Refiro-me aos trabalhadores, tanto do sector laboral privado como do público, que sofreram um acidente de trabalho ou contraíram uma doença profissional e ficaram por isso parcial ou mesmo totalmente incapacitados.
É que se o regime legal que lhes é, em abstracto, aplicável, já tem inúmeras deficiências e “buracos” por onde é fácil as responsabilidades se esvaírem impunemente, a realidade prática e quotidiana é ainda pior e mais pesada.
Assim, e antes de mais, convirá recordar que no nosso país, só no sector privado, são declarados (o que aliás é uma coisa bem distinta e de bastante menor dimensão do que verificar todos os que ocorreram) mais de 200 mil acidentes de trabalho por ano. E, de acordo com as estatísticas oficiais, só em 2015 foram 208.457, dos quais 161 foram mortais.

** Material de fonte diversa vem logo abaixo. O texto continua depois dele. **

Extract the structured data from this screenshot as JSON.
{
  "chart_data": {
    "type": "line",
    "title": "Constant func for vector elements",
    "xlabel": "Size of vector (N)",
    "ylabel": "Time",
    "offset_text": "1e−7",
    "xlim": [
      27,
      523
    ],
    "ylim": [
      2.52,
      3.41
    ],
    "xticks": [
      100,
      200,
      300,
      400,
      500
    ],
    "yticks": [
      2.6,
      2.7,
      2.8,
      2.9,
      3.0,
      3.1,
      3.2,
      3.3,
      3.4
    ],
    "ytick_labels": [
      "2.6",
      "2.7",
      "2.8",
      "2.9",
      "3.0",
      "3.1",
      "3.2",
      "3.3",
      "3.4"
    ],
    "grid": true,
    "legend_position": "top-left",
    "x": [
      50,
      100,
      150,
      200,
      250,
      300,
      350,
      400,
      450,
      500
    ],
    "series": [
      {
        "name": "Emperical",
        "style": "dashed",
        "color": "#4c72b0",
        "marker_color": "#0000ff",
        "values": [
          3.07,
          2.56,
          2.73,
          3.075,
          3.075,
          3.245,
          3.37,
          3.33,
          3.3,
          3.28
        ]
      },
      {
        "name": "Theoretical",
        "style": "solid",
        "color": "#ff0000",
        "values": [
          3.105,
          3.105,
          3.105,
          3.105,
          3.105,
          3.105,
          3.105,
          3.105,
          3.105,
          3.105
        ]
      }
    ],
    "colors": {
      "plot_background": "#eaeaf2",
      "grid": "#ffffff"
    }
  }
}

Ora, segundo o estudo “Regresso ao trabalho após acidente: superar obstáculos”[1], 24,3% dos trabalhadores acidentados de todo “não conseguiram fazer valer os seus direitos”, pondo-se deste modo a nu uma bem dramática realidade. Por outro lado, apenas 7,1% teve a adaptação do posto de trabalho e 2,7% teve a adequação do seu horário de trabalho que a lei formal e expressamente prevê e estipula para tais casos.
E se o número de vítimas mortais tem baixado nos últimos anos, tal se deve (e ao contrário do que pretendem fazer crer as entidades oficiais, a começar pela ACT – Autoridade para as condições do trabalho) não a uma efectiva melhoria das condições de segurança e saúde no trabalho (como, aliás, o demonstram os números totais da sinistralidade laboral nos últimos anos, sempre acima dos já referidos 200.000), mas sim ao facto de que as actividades económicas de longe com maior índice de acidentes de trabalho, como sejam a construção civil e as indústrias transformadoras, conheceram neste mesmo período um muito marcado abrandamento.
A isto acrescente-se toda a enorme e obscura realidade do chamado trabalho “informal” ou “não declarado” (que representará cerca de 25% do PIB) e em particular do trabalho escravo ou análogo a ele, onde as leis, entidades e estatísticas oficiais pura e simplesmente não entram, e as mortes e ferimentos graves são, pura e simplesmente, ocultados pois, se fossem conhecidos e notificados, aumentariam ainda mais as já negras estatísticas oficiais.
Mesmo no campo da estrita legalidade, o certo é que, não obstante as belas palavras em contrário, o trabalhador é, ainda hoje, visto fundamentalmente na sua vertente produtiva e não como um ser humano integral, sendo exemplo disso uma TNI – Tabela Nacional de Incapacidades que constitui a base de determinação dos chamados “graus de incapacidade” resultantes de acidente ou doença profissional, mas que está totalmente anacrónica do ponto de vista médico-científico e, por outro lado, que não contempla adequadamente toda uma série de danos graves e desde logo os imateriais ou não patrimoniais.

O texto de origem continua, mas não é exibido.